Architecture, Design, and Modelling:
The Simplest conversational AI, chatbot usually takes text as input and outputs the same. It can maintain the context of the conversation. Chatbot usually consists of the following components:
1.NLP Component: This component is responsible for fetching the correct response for user input
- Knowledge Base and Data Store: The above NLP layer communicates with the knowledge base to get responses for domain-specific messages, and the data store contains all the interaction history, analytics which helps maintain the context of the conversation.
Multimodal Interaction system is mainly formed using an interaction manager, fusion, and fission. Modality is any component that supports interaction.
Fusion is used to different aggregate commands coming from various modalities into one single event. Fusion is only responsible for gathering all the information. The major component in a multimodal interaction system is the interaction manager. It gets all the requests from fusion features and gives appropriate responses to the fission component. Generating different outputs(responses) over various modalities is done by fission. Fission divides a single event and provides output to different modes.
Consider a small system where a user points two locations on a map and asks for the shortest path between two. This uses two modalities, namely, touch and speech.
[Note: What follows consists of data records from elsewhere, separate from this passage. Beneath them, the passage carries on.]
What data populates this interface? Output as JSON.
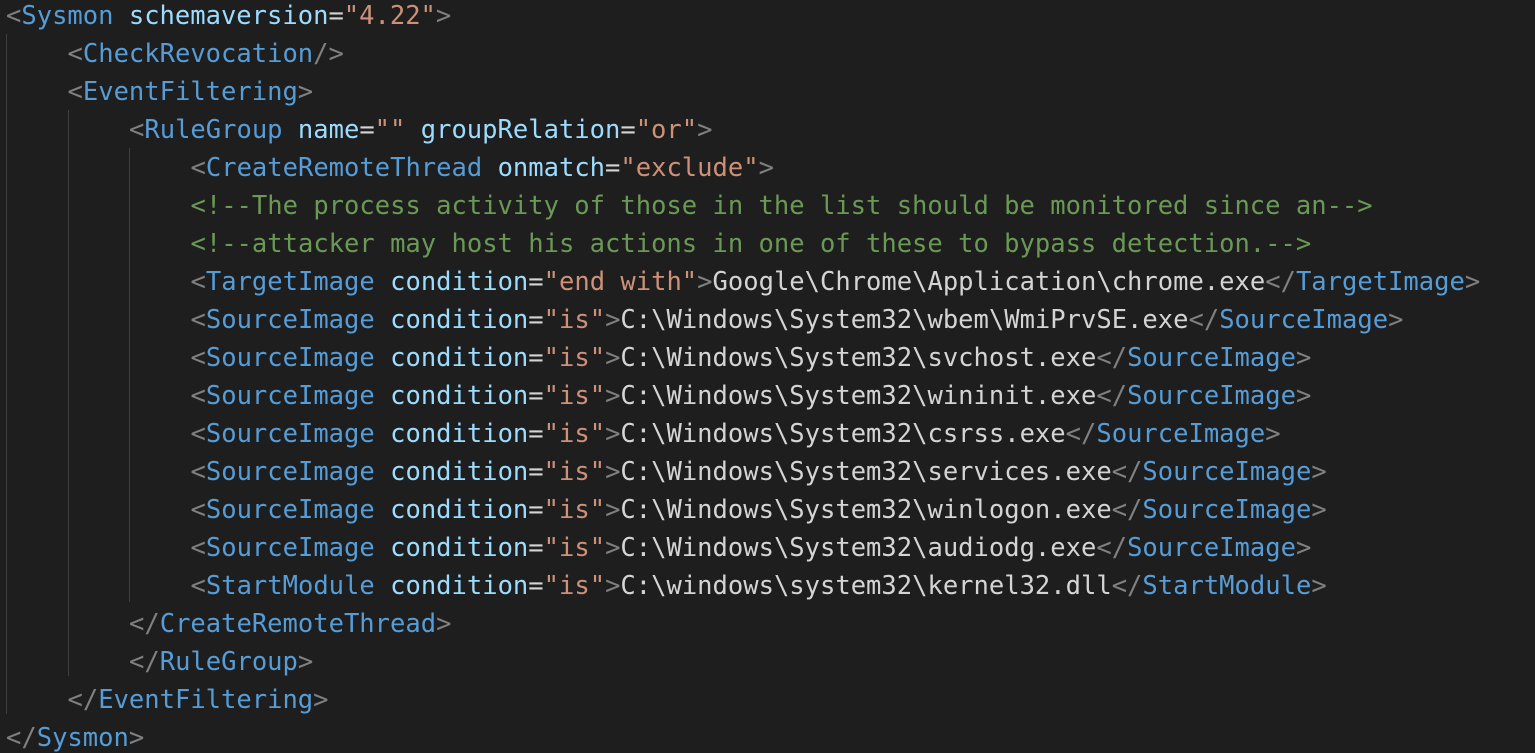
{
  "editor": {
    "colors": {
      "background": "#1e1e1e",
      "punctuation": "#808080",
      "tag": "#569cd6",
      "attribute": "#9cdcfe",
      "string": "#ce9178",
      "text": "#d4d4d4",
      "comment": "#6a9955",
      "indent_guide": "#404040"
    },
    "lines": [
      {
        "indent": 0,
        "tokens": [
          {
            "k": "pu",
            "t": "<"
          },
          {
            "k": "tg",
            "t": "Sysmon"
          },
          {
            "k": "tx",
            "t": " "
          },
          {
            "k": "at",
            "t": "schemaversion"
          },
          {
            "k": "eq",
            "t": "="
          },
          {
            "k": "st",
            "t": "\"4.22\""
          },
          {
            "k": "pu",
            "t": ">"
          }
        ]
      },
      {
        "indent": 1,
        "tokens": [
          {
            "k": "pu",
            "t": "<"
          },
          {
            "k": "tg",
            "t": "CheckRevocation"
          },
          {
            "k": "pu",
            "t": "/>"
          }
        ]
      },
      {
        "indent": 1,
        "tokens": [
          {
            "k": "pu",
            "t": "<"
          },
          {
            "k": "tg",
            "t": "EventFiltering"
          },
          {
            "k": "pu",
            "t": ">"
          }
        ]
      },
      {
        "indent": 2,
        "tokens": [
          {
            "k": "pu",
            "t": "<"
          },
          {
            "k": "tg",
            "t": "RuleGroup"
          },
          {
            "k": "tx",
            "t": " "
          },
          {
            "k": "at",
            "t": "name"
          },
          {
            "k": "eq",
            "t": "="
          },
          {
            "k": "st",
            "t": "\"\""
          },
          {
            "k": "tx",
            "t": " "
          },
          {
            "k": "at",
            "t": "groupRelation"
          },
          {
            "k": "eq",
            "t": "="
          },
          {
            "k": "st",
            "t": "\"or\""
          },
          {
            "k": "pu",
            "t": ">"
          }
        ]
      },
      {
        "indent": 3,
        "tokens": [
          {
            "k": "pu",
            "t": "<"
          },
          {
            "k": "tg",
            "t": "CreateRemoteThread"
          },
          {
            "k": "tx",
            "t": " "
          },
          {
            "k": "at",
            "t": "onmatch"
          },
          {
            "k": "eq",
            "t": "="
          },
          {
            "k": "st",
            "t": "\"exclude\""
          },
          {
            "k": "pu",
            "t": ">"
          }
        ]
      },
      {
        "indent": 3,
        "tokens": [
          {
            "k": "cm",
            "t": "<!--The process activity of those in the list should be monitored since an-->"
          }
        ]
      },
      {
        "indent": 3,
        "tokens": [
          {
            "k": "cm",
            "t": "<!--attacker may host his actions in one of these to bypass detection.-->"
          }
        ]
      },
      {
        "indent": 3,
        "tokens": [
          {
            "k": "pu",
            "t": "<"
          },
          {
            "k": "tg",
            "t": "TargetImage"
          },
          {
            "k": "tx",
            "t": " "
          },
          {
            "k": "at",
            "t": "condition"
          },
          {
            "k": "eq",
            "t": "="
          },
          {
            "k": "st",
            "t": "\"end with\""
          },
          {
            "k": "pu",
            "t": ">"
          },
          {
            "k": "tx",
            "t": "Google\\Chrome\\Application\\chrome.exe"
          },
          {
            "k": "pu",
            "t": "</"
          },
          {
            "k": "tg",
            "t": "TargetImage"
          },
          {
            "k": "pu",
            "t": ">"
          }
        ]
      },
      {
        "indent": 3,
        "tokens": [
          {
            "k": "pu",
            "t": "<"
          },
          {
            "k": "tg",
            "t": "SourceImage"
          },
          {
            "k": "tx",
            "t": " "
          },
          {
            "k": "at",
            "t": "condition"
          },
          {
            "k": "eq",
            "t": "="
          },
          {
            "k": "st",
            "t": "\"is\""
          },
          {
            "k": "pu",
            "t": ">"
          },
          {
            "k": "tx",
            "t": "C:\\Windows\\System32\\wbem\\WmiPrvSE.exe"
          },
          {
            "k": "pu",
            "t": "</"
          },
          {
            "k": "tg",
            "t": "SourceImage"
          },
          {
            "k": "pu",
            "t": ">"
          }
        ]
      },
      {
        "indent": 3,
        "tokens": [
          {
            "k": "pu",
            "t": "<"
          },
          {
            "k": "tg",
            "t": "SourceImage"
          },
          {
            "k": "tx",
            "t": " "
          },
          {
            "k": "at",
            "t": "condition"
          },
          {
            "k": "eq",
            "t": "="
          },
          {
            "k": "st",
            "t": "\"is\""
          },
          {
            "k": "pu",
            "t": ">"
          },
          {
            "k": "tx",
            "t": "C:\\Windows\\System32\\svchost.exe"
          },
          {
            "k": "pu",
            "t": "</"
          },
          {
            "k": "tg",
            "t": "SourceImage"
          },
          {
            "k": "pu",
            "t": ">"
          }
        ]
      },
      {
        "indent": 3,
        "tokens": [
          {
            "k": "pu",
            "t": "<"
          },
          {
            "k": "tg",
            "t": "SourceImage"
          },
          {
            "k": "tx",
            "t": " "
          },
          {
            "k": "at",
            "t": "condition"
          },
          {
            "k": "eq",
            "t": "="
          },
          {
            "k": "st",
            "t": "\"is\""
          },
          {
            "k": "pu",
            "t": ">"
          },
          {
            "k": "tx",
            "t": "C:\\Windows\\System32\\wininit.exe"
          },
          {
            "k": "pu",
            "t": "</"
          },
          {
            "k": "tg",
            "t": "SourceImage"
          },
          {
            "k": "pu",
            "t": ">"
          }
        ]
      },
      {
        "indent": 3,
        "tokens": [
          {
            "k": "pu",
            "t": "<"
          },
          {
            "k": "tg",
            "t": "SourceImage"
          },
          {
            "k": "tx",
            "t": " "
          },
          {
            "k": "at",
            "t": "condition"
          },
          {
            "k": "eq",
            "t": "="
          },
          {
            "k": "st",
            "t": "\"is\""
          },
          {
            "k": "pu",
            "t": ">"
          },
          {
            "k": "tx",
            "t": "C:\\Windows\\System32\\csrss.exe"
          },
          {
            "k": "pu",
            "t": "</"
          },
          {
            "k": "tg",
            "t": "SourceImage"
          },
          {
            "k": "pu",
            "t": ">"
          }
        ]
      },
      {
        "indent": 3,
        "tokens": [
          {
            "k": "pu",
            "t": "<"
          },
          {
            "k": "tg",
            "t": "SourceImage"
          },
          {
            "k": "tx",
            "t": " "
          },
          {
            "k": "at",
            "t": "condition"
          },
          {
            "k": "eq",
            "t": "="
          },
          {
            "k": "st",
            "t": "\"is\""
          },
          {
            "k": "pu",
            "t": ">"
          },
          {
            "k": "tx",
            "t": "C:\\Windows\\System32\\services.exe"
          },
          {
            "k": "pu",
            "t": "</"
          },
          {
            "k": "tg",
            "t": "SourceImage"
          },
          {
            "k": "pu",
            "t": ">"
          }
        ]
      },
      {
        "indent": 3,
        "tokens": [
          {
            "k": "pu",
            "t": "<"
          },
          {
            "k": "tg",
            "t": "SourceImage"
          },
          {
            "k": "tx",
            "t": " "
          },
          {
            "k": "at",
            "t": "condition"
          },
          {
            "k": "eq",
            "t": "="
          },
          {
            "k": "st",
            "t": "\"is\""
          },
          {
            "k": "pu",
            "t": ">"
          },
          {
            "k": "tx",
            "t": "C:\\Windows\\System32\\winlogon.exe"
          },
          {
            "k": "pu",
            "t": "</"
          },
          {
            "k": "tg",
            "t": "SourceImage"
          },
          {
            "k": "pu",
            "t": ">"
          }
        ]
      },
      {
        "indent": 3,
        "tokens": [
          {
            "k": "pu",
            "t": "<"
          },
          {
            "k": "tg",
            "t": "SourceImage"
          },
          {
            "k": "tx",
            "t": " "
          },
          {
            "k": "at",
            "t": "condition"
          },
          {
            "k": "eq",
            "t": "="
          },
          {
            "k": "st",
            "t": "\"is\""
          },
          {
            "k": "pu",
            "t": ">"
          },
          {
            "k": "tx",
            "t": "C:\\Windows\\System32\\audiodg.exe"
          },
          {
            "k": "pu",
            "t": "</"
          },
          {
            "k": "tg",
            "t": "SourceImage"
          },
          {
            "k": "pu",
            "t": ">"
          }
        ]
      },
      {
        "indent": 3,
        "tokens": [
          {
            "k": "pu",
            "t": "<"
          },
          {
            "k": "tg",
            "t": "StartModule"
          },
          {
            "k": "tx",
            "t": " "
          },
          {
            "k": "at",
            "t": "condition"
          },
          {
            "k": "eq",
            "t": "="
          },
          {
            "k": "st",
            "t": "\"is\""
          },
          {
            "k": "pu",
            "t": ">"
          },
          {
            "k": "tx",
            "t": "C:\\windows\\system32\\kernel32.dll"
          },
          {
            "k": "pu",
            "t": "</"
          },
          {
            "k": "tg",
            "t": "StartModule"
          },
          {
            "k": "pu",
            "t": ">"
          }
        ]
      },
      {
        "indent": 2,
        "tokens": [
          {
            "k": "pu",
            "t": "</"
          },
          {
            "k": "tg",
            "t": "CreateRemoteThread"
          },
          {
            "k": "pu",
            "t": ">"
          }
        ]
      },
      {
        "indent": 2,
        "tokens": [
          {
            "k": "pu",
            "t": "</"
          },
          {
            "k": "tg",
            "t": "RuleGroup"
          },
          {
            "k": "pu",
            "t": ">"
          }
        ]
      },
      {
        "indent": 1,
        "tokens": [
          {
            "k": "pu",
            "t": "</"
          },
          {
            "k": "tg",
            "t": "EventFiltering"
          },
          {
            "k": "pu",
            "t": ">"
          }
        ]
      },
      {
        "indent": 0,
        "tokens": [
          {
            "k": "pu",
            "t": "</"
          },
          {
            "k": "tg",
            "t": "Sysmon"
          },
          {
            "k": "pu",
            "t": ">"
          }
        ]
      }
    ]
  }
}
Here both the input requests are combined as one single event by fusion. This information then passes over to the interaction manager. It then retrieves useful data, and this data runs over a pre-trained model to generate a proper response. This response then goes over the fission module to provide output modalities like speech and text. This is not as simple as it looks here. The interaction manager has a very big and complex internal structure, which helps it get better responses each time it takes input and generates responses. This comes under the context model, which takes care of the state of the conversation.